Jewish friends have invited my wife and me - both Roman Catholic - to attend a seder. In addition to a Bible, is there anything we should bring, like flowers, etc.? Our hosts will provide the meal. Can we participate by offering a prayer? The more Bible study we do, the more we learn of how we're connected to our Jewish brothers and sisters.

- E. and J., via e-mail


The Passover meal, also called the seder, is one of the most spiritually fulfilling Jewish events for Christians to share. Father Tom Hartman, my best friend and former partner in the God Squad, always enjoyed coming to our family seder. Both the food and the rituals stuffed him and filled him.

The seder meal is rich in meaning for both Jews and Christians because it's the first example of God's saving power to a group.

Before the Exodus from Egypt, God had blessed one particular family of Abraham, Isaac and Jacob and then Joseph. In the Exodus, the blessing of freedom from slavery was given to an entire nation - the Israelites (the Jewish people). Also, the Bible teaches (in Exodus) that in addition to freeing the Israelites, many non-Jewish slaves were freed by God from the house of bondage. The entire group leaving Egypt was called a "mixed multitude."
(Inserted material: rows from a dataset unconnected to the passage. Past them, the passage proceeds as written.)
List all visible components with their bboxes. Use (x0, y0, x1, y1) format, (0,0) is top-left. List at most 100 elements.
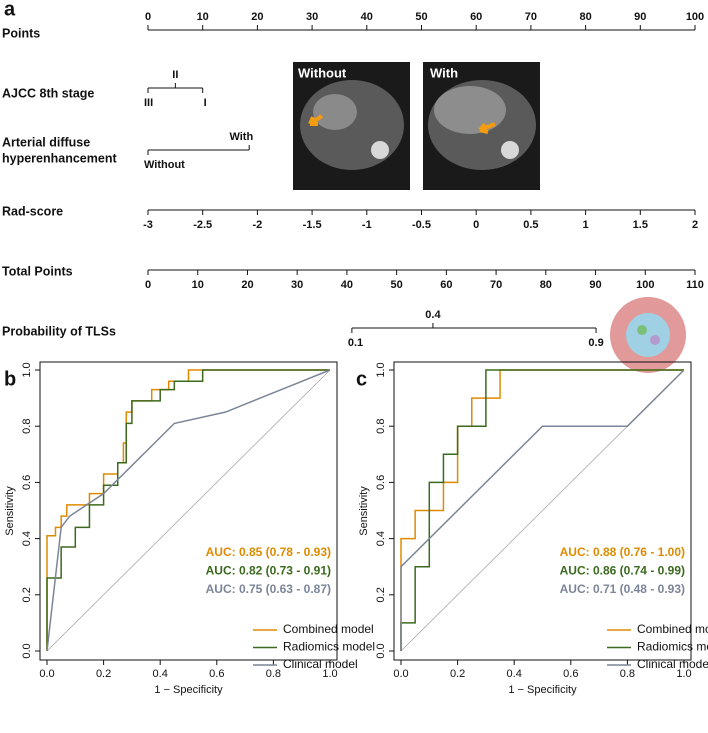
tick-label: Without (144, 159, 185, 171)
tick-label: 0.4 (425, 309, 441, 321)
legend-label: Radiomics model (637, 640, 708, 654)
ct-images: Without With (293, 62, 540, 190)
x-tick-label: 0.6 (209, 668, 224, 680)
auc-annotation: AUC: 0.82 (0.73 - 0.91) (206, 564, 331, 578)
row-label: Arterial diffuse (2, 135, 90, 149)
tick-label: 100 (636, 279, 654, 291)
tick-label: 40 (341, 279, 353, 291)
tick-label: -1.5 (303, 219, 322, 231)
tick-label: 100 (686, 11, 704, 23)
tick-label: 2 (692, 219, 698, 231)
row-label: Points (2, 26, 40, 40)
tick-label: 80 (579, 11, 591, 23)
tick-label: 90 (589, 279, 601, 291)
auc-annotation: AUC: 0.86 (0.74 - 0.99) (560, 564, 685, 578)
tick-label: -2.5 (193, 219, 212, 231)
panel-label: c (356, 368, 367, 390)
x-tick-label: 0.4 (507, 668, 522, 680)
roc-curve (400, 369, 684, 651)
tick-label: 60 (440, 279, 452, 291)
roc-curve (46, 369, 330, 651)
y-tick-label: 1.0 (21, 362, 33, 377)
cell (650, 335, 660, 345)
x-tick-label: 0.4 (153, 668, 168, 680)
reference-line (46, 369, 331, 652)
tick-label: 0.9 (588, 337, 603, 349)
legend-label: Clinical model (283, 657, 358, 671)
tick-label: -0.5 (412, 219, 431, 231)
tick-label: 80 (540, 279, 552, 291)
tick-label: -2 (253, 219, 263, 231)
roc-curve (46, 369, 331, 652)
tick-label: 20 (241, 279, 253, 291)
y-tick-label: 0.0 (375, 643, 387, 658)
x-axis-label: 1 − Specificity (508, 684, 577, 696)
ct-spine (371, 141, 389, 159)
plot-frame (39, 361, 338, 661)
y-tick-label: 0.2 (375, 587, 387, 602)
tick-label: 30 (291, 279, 303, 291)
tick-label: 110 (686, 279, 704, 291)
legend-label: Combined model (637, 622, 708, 636)
y-tick-label: 0.4 (375, 531, 387, 546)
row-label: hyperenhancement (2, 151, 117, 165)
panel-label: a (4, 0, 16, 20)
tick-label: 1.5 (633, 219, 648, 231)
panel-label: b (4, 368, 16, 390)
tick-label: 10 (192, 279, 204, 291)
tick-label: 30 (306, 11, 318, 23)
ct-organ (434, 86, 506, 134)
ct-organ (313, 94, 357, 130)
row-label: Total Points (2, 264, 73, 278)
cell-icon (610, 297, 686, 373)
tick-label: 40 (361, 11, 373, 23)
row-label: Probability of TLSs (2, 324, 116, 338)
tick-label: 50 (391, 279, 403, 291)
y-tick-label: 0.6 (21, 475, 33, 490)
x-tick-label: 0.0 (39, 668, 54, 680)
arrow (308, 114, 324, 126)
y-tick-label: 1.0 (375, 362, 387, 377)
cell (637, 325, 647, 335)
tick-label: -1 (362, 219, 372, 231)
tick-label: I (204, 97, 207, 109)
y-tick-label: 0.8 (21, 419, 33, 434)
tick-label: With (229, 131, 253, 143)
row-label: Rad-score (2, 204, 63, 218)
x-tick-label: 1.0 (676, 668, 691, 680)
auc-annotation: AUC: 0.85 (0.78 - 0.93) (206, 545, 331, 559)
cell-core (626, 313, 670, 357)
x-tick-label: 1.0 (322, 668, 337, 680)
tick-label: 0 (145, 11, 151, 23)
tick-label: 70 (525, 11, 537, 23)
tick-label: 1 (583, 219, 589, 231)
x-tick-label: 0.0 (393, 668, 408, 680)
y-tick-label: 0.2 (21, 587, 33, 602)
x-tick-label: 0.8 (620, 668, 635, 680)
tick-label: 0.5 (523, 219, 538, 231)
tick-label: 20 (251, 11, 263, 23)
x-tick-label: 0.2 (96, 668, 111, 680)
x-tick-label: 0.8 (266, 668, 281, 680)
auc-annotation: AUC: 0.88 (0.76 - 1.00) (560, 545, 685, 559)
image-caption: Without (298, 65, 347, 80)
tick-label: 50 (415, 11, 427, 23)
tick-label: III (144, 97, 153, 109)
y-tick-label: 0.6 (375, 475, 387, 490)
tick-label: -3 (143, 219, 153, 231)
tick-label: 60 (470, 11, 482, 23)
x-axis-label: 1 − Specificity (154, 684, 223, 696)
x-tick-label: 0.6 (563, 668, 578, 680)
legend-label: Radiomics model (283, 640, 375, 654)
ct-spine (501, 141, 519, 159)
tick-label: 70 (490, 279, 502, 291)
y-axis-label: Sensitivity (4, 486, 16, 536)
tick-label: 0 (145, 279, 151, 291)
row-label: AJCC 8th stage (2, 86, 94, 100)
roc-curve (400, 369, 684, 651)
auc-annotation: AUC: 0.71 (0.48 - 0.93) (560, 582, 685, 596)
legend-label: Combined model (283, 622, 374, 636)
auc-annotation: AUC: 0.75 (0.63 - 0.87) (206, 582, 331, 596)
y-axis-label: Sensitivity (358, 486, 370, 536)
Another link between the Passover meal and Christianity is, of course, the Gospel accounts that say Jesus' last supper was a Passover meal. We see this in Luke 22: 7, 8, 11, 13, and most clearly in verse 15: "I have earnestly desired to eat this Passover with you before I suffer." John 19:14 seems to indicate the meal was the night before Passover, but the connection with Passover is clear. As Paul taught in Romans 11, Christianity is like a branch grafted onto an old olive tree - different branches from a tree with a single trunk and common roots. That's how we ought to make our way in the world - as different branches of the same tree.

As for what to bring, say or do when attending the seder, I'd suggest leaving your Bible at home; you don't want to appear to be checking up on your hosts. Due to dietary issues, I'd urge you to bring flowers, not food. Just follow the leader of the seder and do what he or she tells you. At most seders, the leader allows everyone at the table to participate by reading a part of the seder story called the Haggadah.

The Passover Haggadah is the script for the rituals during the meal. There are many versions, but all include the story of the Exodus, songs and several important rituals before and after the meal. You'll be dipping parsley into saltwater and eating it to symbolize both springtime and the tears of slavery. You'll be eating horseradish mixed with haroset, a tasty combination of nuts, wine, apples and spices, to symbolize the bitterness of slavery and also the mortar used to build Pharaoh's buildings. You'll also eat matzoh and drink four cups of wine. (You might want to appoint a designated seder driver.) You'll open the door for Elijah the Prophet, who, by legend, will come to announce the coming of the Messiah for the first time (our count) or the second time (your count). You'll dip out 10 drops of wine in sorrowful memory of all the Egyptians who died during the plagues over Egypt preceding the Exodus.

My deepest belief in the spiritual value of the seder for Christians is that the Passover meal and the Eucharist, which began as a Passover meal, are now two of the most powerfully symbolic religious meals in history. They're linked, and inspire and transform all the believers who share them.

As the Jewish philosopher Martin Buber taught, understanding their differences is the best way to understand the similarities between Judaism and Christianity. The seder is a meal eaten for God, while the Eucharist is a meal eaten of God.

In the Eucharist, bread and wine become the body and blood of Christ. In the seder, unleavened bread (matzoh) remains bread but is a symbol of other bread eaten during the Exodus by those who didn't have time to let the dough rise. The wine remains wine but is a symbol of joy and of God's four (or possibly five) promises of redemption found in Exodus, chapter 6. Judaism, unlike Christianity, doesn't have the Incarnation in its belief structure, but like Christianity, it embraces the belief that history is the record of God's saving power.

There's an invitation in the seder for all who are hungry to come and eat, so come hungry! I'm certain you'll enjoy yourself and discover that during the seder meal there are no prayers a Christian can't say in full faith.

The Passover meal is our common link not only to God's promise of freedom but also to the enduring possibility of friendship among what the Pope called "My brothers and sisters in faith."